Si nous permettons à la violence de résider dans notre coeur, rien ne nous distinguera d’une personne qui veut la guerre; si, psychologiquement, nous donnons libre champ à la violence, nous devenons participants. Si nous avons réellement le désir d’en finir avec la guerre, nous allons devoir explorer en profondeur la psyché humaine, à l’endroit où la violence, l’ambition et la jalousie sont puissamment ancrées ; sinon, nous ne pourrons pas sortir de ce chaos. Un échec dans ce domaine équivaudrait à nous condamner à répéter éternellement les lamentables erreurs du passé. Nous devons nous rendre compte que l’intérieur et l’extérieur s’interpénètrent subtilement en une totalité, et que nous ne pouvons faire face à l’un sans faire face à l’autre. Structures et systèmes conditionnent notre conscience intime, tandis que les conditionnements de notre conscience donnent vie aux structures et aux systèmes. Nous ne pouvons isoler une seule facette de la relation, lui donner un aspect brillant, et ignorer le reste. La puissance des conditionnements sociaux est si fortement ancrée qu’elle ne permet pas qu’on l’ignore.

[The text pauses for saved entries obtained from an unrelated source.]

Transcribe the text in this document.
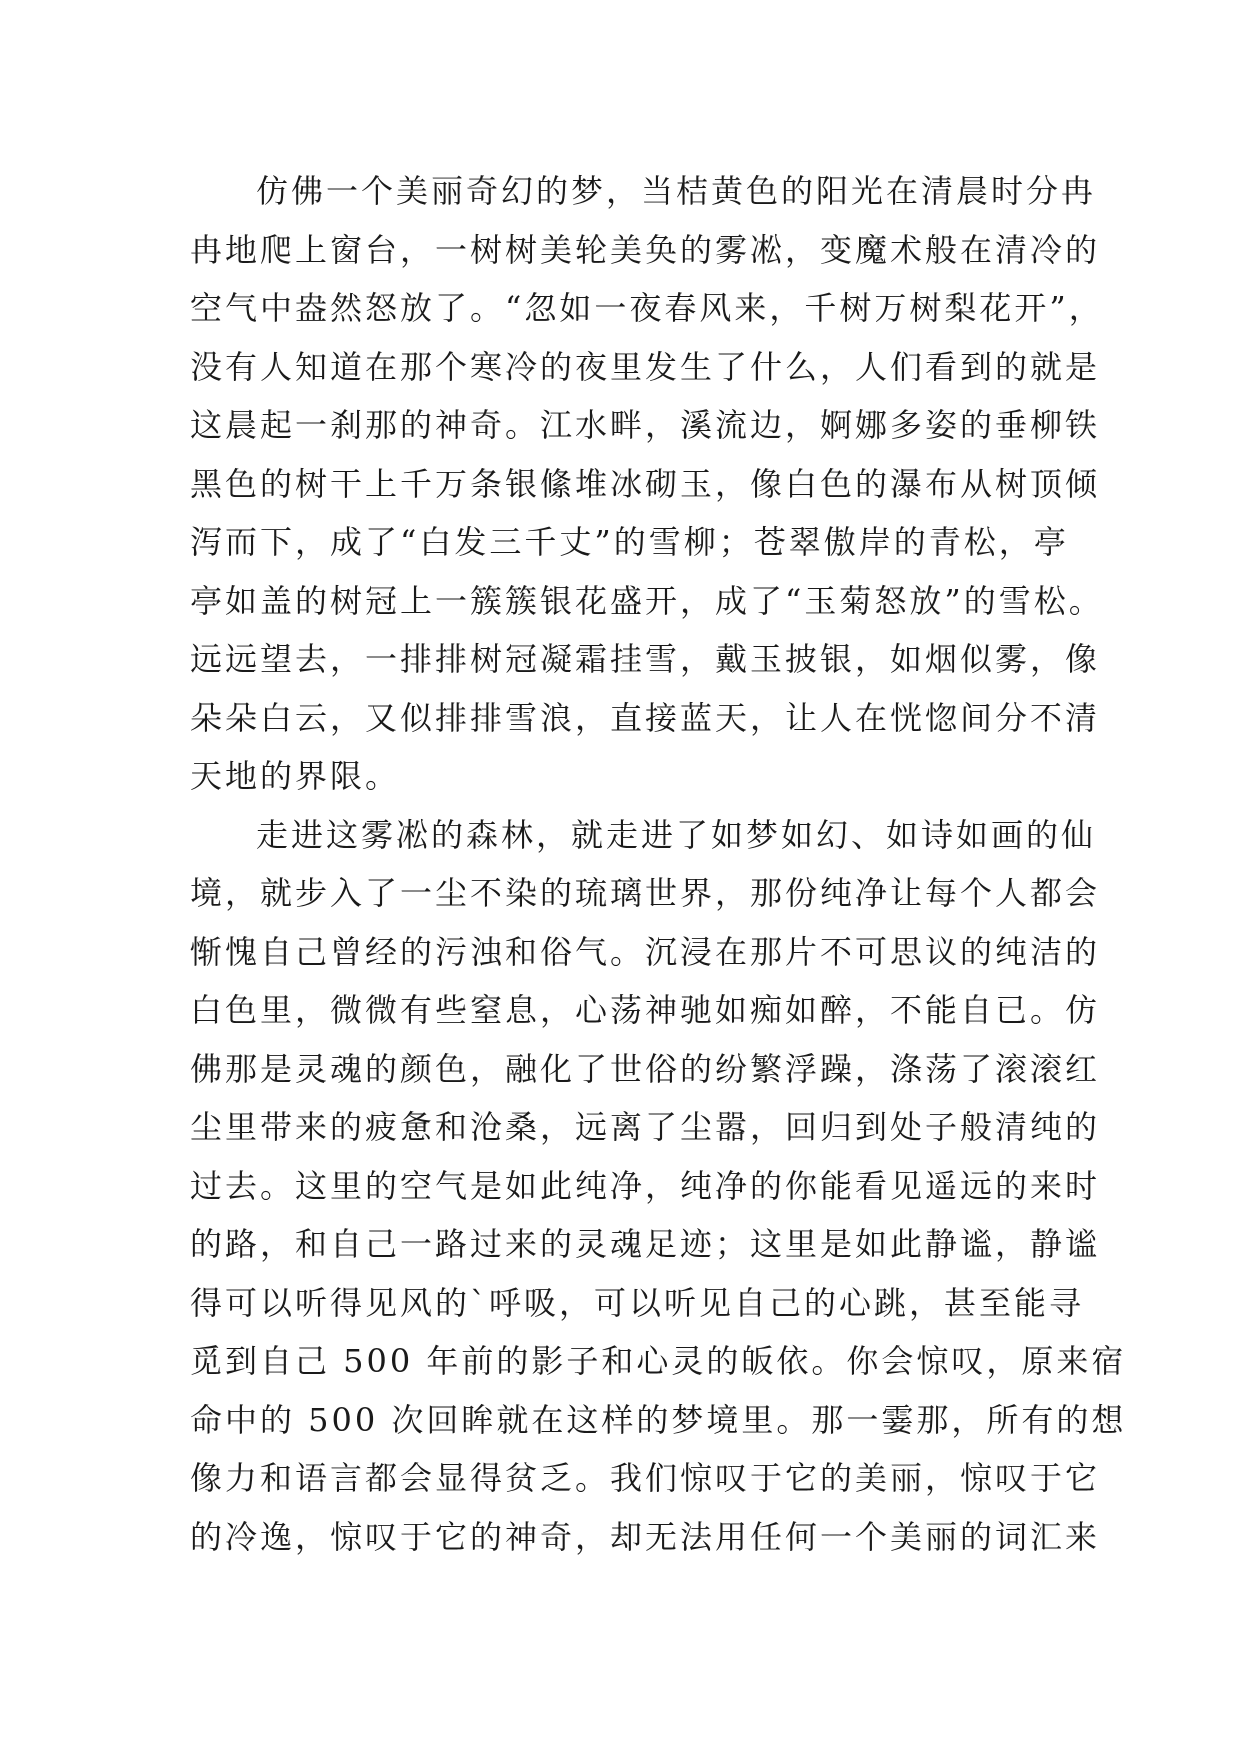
仿佛一个美丽奇幻的梦，当桔黄色的阳光在清晨时分冉
冉地爬上窗台，一树树美轮美奂的雾凇，变魔术般在清冷的
空气中盎然怒放了。“忽如一夜春风来，千树万树梨花开”，
没有人知道在那个寒冷的夜里发生了什么，人们看到的就是
这晨起一刹那的神奇。江水畔，溪流边，婀娜多姿的垂柳铁
黑色的树干上千万条银絛堆冰砌玉，像白色的瀑布从树顶倾
泻而下，成了“白发三千丈”的雪柳；苍翠傲岸的青松，亭
亭如盖的树冠上一簇簇银花盛开，成了“玉菊怒放”的雪松。
远远望去，一排排树冠凝霜挂雪，戴玉披银，如烟似雾，像
朵朵白云，又似排排雪浪，直接蓝天，让人在恍惚间分不清
天地的界限。
走进这雾凇的森林，就走进了如梦如幻、如诗如画的仙
境，就步入了一尘不染的琉璃世界，那份纯净让每个人都会
惭愧自己曾经的污浊和俗气。沉浸在那片不可思议的纯洁的
白色里，微微有些窒息，心荡神驰如痴如醉，不能自已。仿
佛那是灵魂的颜色，融化了世俗的纷繁浮躁，涤荡了滚滚红
尘里带来的疲惫和沧桑，远离了尘嚣，回归到处子般清纯的
过去。这里的空气是如此纯净，纯净的你能看见遥远的来时
的路，和自己一路过来的灵魂足迹；这里是如此静谧，静谧
得可以听得见风的`呼吸，可以听见自己的心跳，甚至能寻
觅到自己 500 年前的影子和心灵的皈依。你会惊叹，原来宿
命中的 500 次回眸就在这样的梦境里。那一霎那，所有的想
像力和语言都会显得贫乏。我们惊叹于它的美丽，惊叹于它
的冷逸，惊叹于它的神奇，却无法用任何一个美丽的词汇来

On trouve traditionnellement deux approches distinctes ; l’une prend pour perspective le domaine social, économique et politique et affirme : « Vous voyez bien qu’à moins de résoudre les problèmes économiques et politiques, il n’y aura jamais ni bonheur, ni paix, ni terme à la souffrance. Il y va de la responsabilité de chacun de s’engager à résoudre ces problèmes selon une idéologie ou une autre. Il n’est pas important de se tourner vers la vie intérieure et ses déséquilibres, ses impuretés, cela peut attendre parce qu’il s’agit d’une activité égotiste, centrée sur soi. La vraie responsabilité est vis-à-vis de la société, de l’espèce humaine : laissez donc de côté toutes ces questions de méditation, de silence, de transformation intérieure à visée révolutionnaire, tous ces raisonnements sophistiqués. Tournez-vous d’abord vers ce qui est important. » L’autre approche affirme : « on ne peut pas résoudre les problèmes politiques et économiques si on ne transforme pas radicalement l’individu. Concentrez votre attention sur votre mutation psychologique, sur une révolution intérieure radicale. Quant aux problèmes économiques ou sociaux, ils peuvent attendre. »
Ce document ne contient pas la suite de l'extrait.